From flanelette bed sheets to merino leggings, thermals are all kinds of awesome. I only discovered them after moving to New Zealand- winter sheets, in particular, were a revelation being used as I was to freezing in cotton sheets until they warmed up. Best of all, they allow me to continue to wear some of my favourite dresses throughout the year, meaning I can have a smaller wardrobe of clothes (very useful when you’re trying to declutter).

A muff

So toasty warm, so vintage, the muff- also known as a smitten- is a super-elegant way to keep your hands warm…and if you’re a giant sap you can also use it to hold hands with your beloved when you’re out and about. I have a purple faux fur one, and it always adds a little vintage super-spy strut to my step when I wear it. If you’re in Wellington and sew, I’d highly recommend the Dreamstress School of Sewing- and this winter the lovely Leimomi is running a Make a Muff class. Or you could always knit/crochet one like this Tiny Violet Hand Puff from Tiny Owl Knits (can you even? Gorgeous). Or you could just find one from Etsy. I mean, this winter wonderland one is rather over the top, but how about something like this 1940s/50s style one– wear it with a vintage dress and imagine you’re an extra in White Christmas.
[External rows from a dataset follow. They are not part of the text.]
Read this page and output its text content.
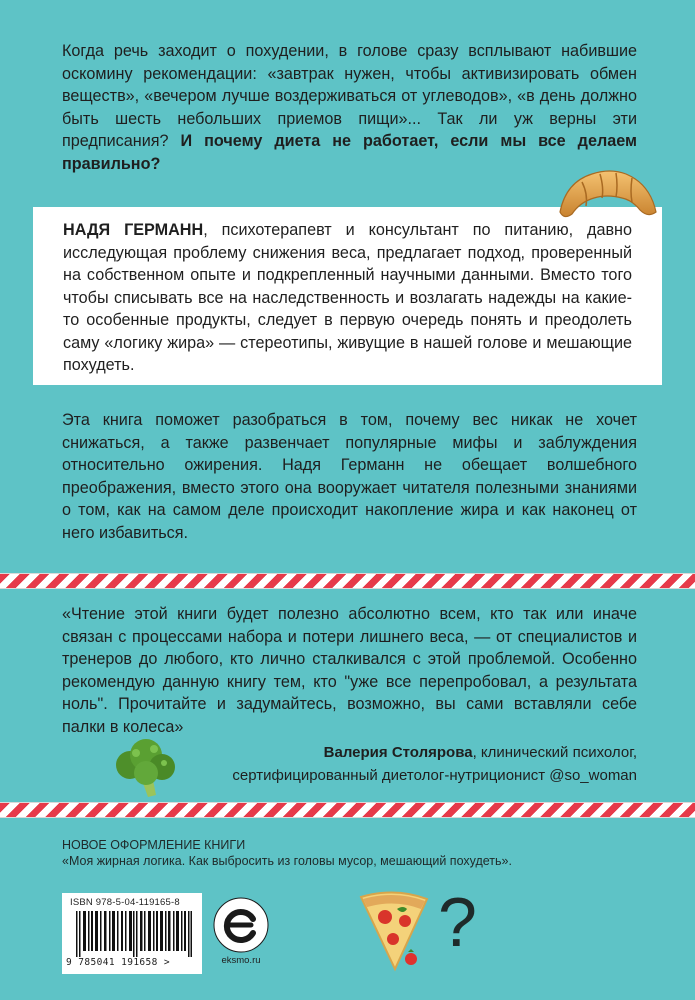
Когда речь заходит о похудении, в голове сразу всплывают набившие оскомину рекомендации: «завтрак нужен, чтобы активизировать обмен веществ», «вечером лучше воздерживаться от углеводов», «в день должно быть шесть небольших приемов пищи»... Так ли уж верны эти предписания? И почему диета не работает, если мы все делаем правильно?
НАДЯ ГЕРМАНН, психотерапевт и консультант по питанию, давно исследующая проблему снижения веса, предлагает подход, проверенный на собственном опыте и подкрепленный научными данными. Вместо того чтобы списывать все на наследственность и возлагать надежды на какие-то особенные продукты, следует в первую очередь понять и преодолеть саму «логику жира» — стереотипы, живущие в нашей голове и мешающие похудеть.
Эта книга поможет разобраться в том, почему вес никак не хочет снижаться, а также развенчает популярные мифы и заблуждения относительно ожирения. Надя Германн не обещает волшебного преображения, вместо этого она вооружает читателя полезными знаниями о том, как на самом деле происходит накопление жира и как наконец от него избавиться.
«Чтение этой книги будет полезно абсолютно всем, кто так или иначе связан с процессами набора и потери лишнего веса, — от специалистов и тренеров до любого, кто лично сталкивался с этой проблемой. Особенно рекомендую данную книгу тем, кто "уже все перепробовал, а результата ноль". Прочитайте и задумайтесь, возможно, вы сами вставляли себе палки в колеса»
Валерия Столярова, клинический психолог,
сертифицированный диетолог-нутриционист @so_woman
НОВОЕ ОФОРМЛЕНИЕ КНИГИ
«Моя жирная логика. Как выбросить из головы мусор, мешающий похудеть».
ISBN 978-5-04-119165-8
9 785041 191658 >	eksmo.ru	?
Of course, that pin-up style isn’t everyone’s thing, which brings me on to the other kind of muff (no, not that kind of muff):

Ear muffs!

A couple of years back, I was part of a team for the 48 hour film festival, taking on the role of props chinchilla (this is what happens when I mishear what someone says). While out grabbing things for the film, a friend and I stumbled upon sets of furry earmuffs. On a whim, we bought them. It turned out to be one of the best decisions we made that day. There was already a chill in the air, but after 3 or 4 hours outside in a nature reserve, we were seriously freezing- the earmuffs proved to be an absolute life saver. And there are so many different styles! From Nordic embroidered ones to Hayao Miyazaki-inspired soot sprite ear muffs,  to full on Katamari Damacy ones, there’s bound to be a pair out there to suit you. 

Snuggling

Well obviously. What can I say? The Best Beloved is visiting this weekend, and I plan to take full advantage of it (it helps that he runs hot). If you’re in a relationship (or even if you have a friend who is as cold this winter as you are), snuggles are the best and winter is an excellent excuse for them. Not that you need an excuse.

What about you? What are you favourite ways to stay warm?